The Petition specifically requests that the Court provide appropriate guidance by means of clear and express “mandates” to all Tennessee courts, judges, and judicial branch personnel with respect to the preservation and accommodation the public’s right of access to the courts by a variety of suggested means. The Petitioners themselves correctly note, however, that “it may be difficult to craft either an appropriate state-wide mandate for public access to courts during the pandemic, or specific guidelines or tools individual courts might use to ensure public access.” 

The judges say that in the “state of emergency” they have “continuously provided guidance to the trial courts and judges of this State regarding the operation of the courts, including guidance with respect to the public’s access to court proceedings.”

At no time has the 07/13/2020 2 Court countenanced or approved an outright ban on public access to the courts.
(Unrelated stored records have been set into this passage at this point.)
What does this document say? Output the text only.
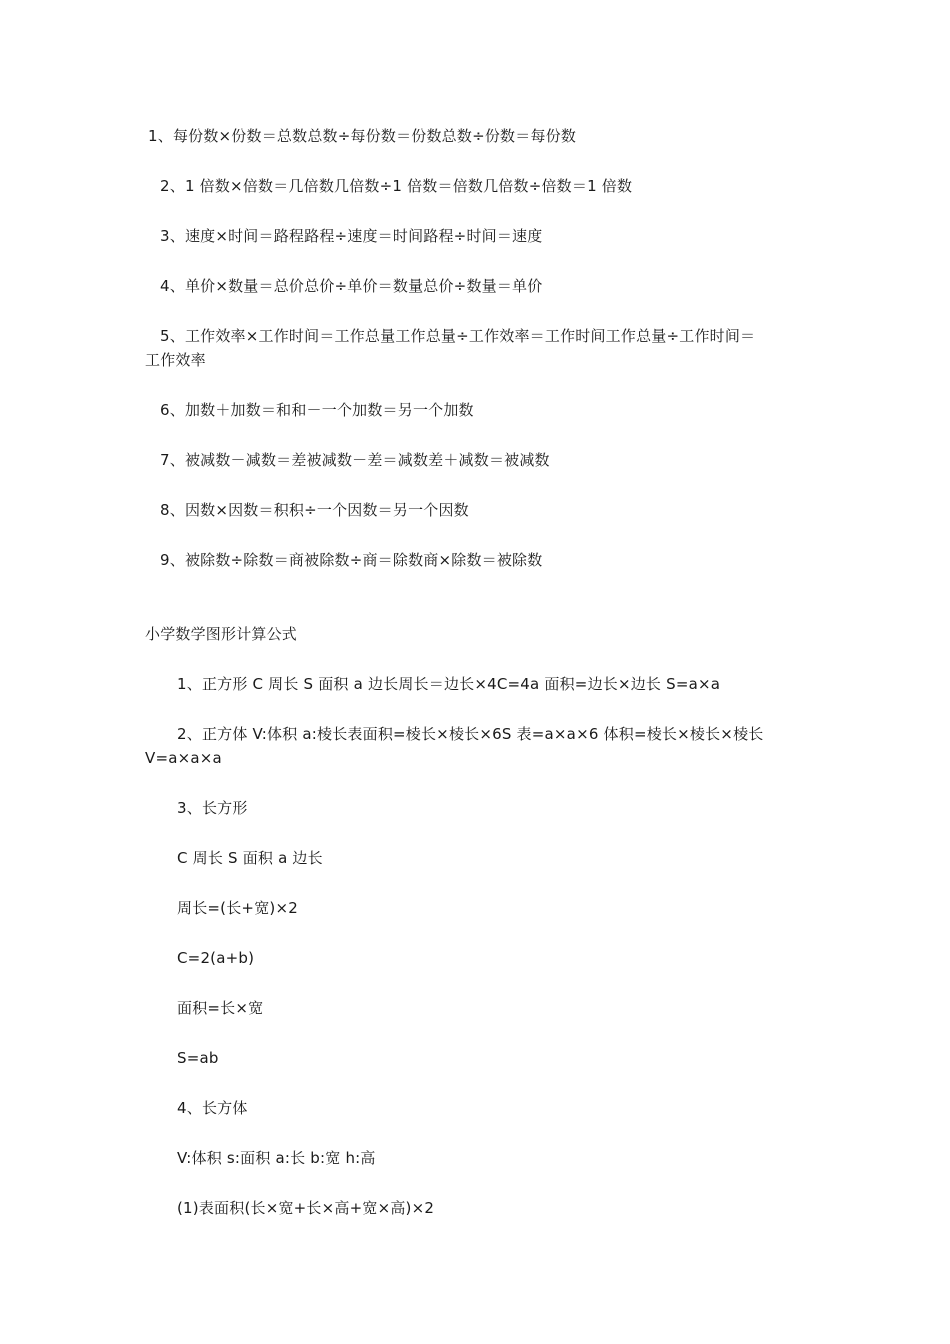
1、每份数×份数＝总数总数÷每份数＝份数总数÷份数＝每份数
2、1 倍数×倍数＝几倍数几倍数÷1 倍数＝倍数几倍数÷倍数＝1 倍数
3、速度×时间＝路程路程÷速度＝时间路程÷时间＝速度
4、单价×数量＝总价总价÷单价＝数量总价÷数量＝单价
5、工作效率×工作时间＝工作总量工作总量÷工作效率＝工作时间工作总量÷工作时间＝
工作效率
6、加数＋加数＝和和－一个加数＝另一个加数
7、被减数－减数＝差被减数－差＝减数差＋减数＝被减数
8、因数×因数＝积积÷一个因数＝另一个因数
9、被除数÷除数＝商被除数÷商＝除数商×除数＝被除数
小学数学图形计算公式
1、正方形 C 周长 S 面积 a 边长周长＝边长×4C=4a 面积=边长×边长 S=a×a
2、正方体 V:体积 a:棱长表面积=棱长×棱长×6S 表=a×a×6 体积=棱长×棱长×棱长
V=a×a×a
3、长方形
C 周长 S 面积 a 边长
周长=(长+宽)×2
C=2(a+b)
面积=长×宽
S=ab
4、长方体
V:体积 s:面积 a:长 b:宽 h:高
(1)表面积(长×宽+长×高+宽×高)×2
In fact, the Court has strongly encouraged all courts and judges to remain diligent in attempting to address public and media access. As the Petitioners point out, the Court has tried to lead by example in this area by use of video conferencing and live-streaming of proceedings before this Court. Additionally, the Petition does not allege and, to date, the Court has not been advised of any specific instances in which the public’s access to court proceedings has been denied. [Emphasis added]

The judges say that if petitioners “become aware of any instances in which the public’s right of access to the courts is infringed or denied, they are encouraged to bring the matter to the attention of the Court.”

But the judges in a per curiam (unanimous) memorandum deny the petitioners’ request.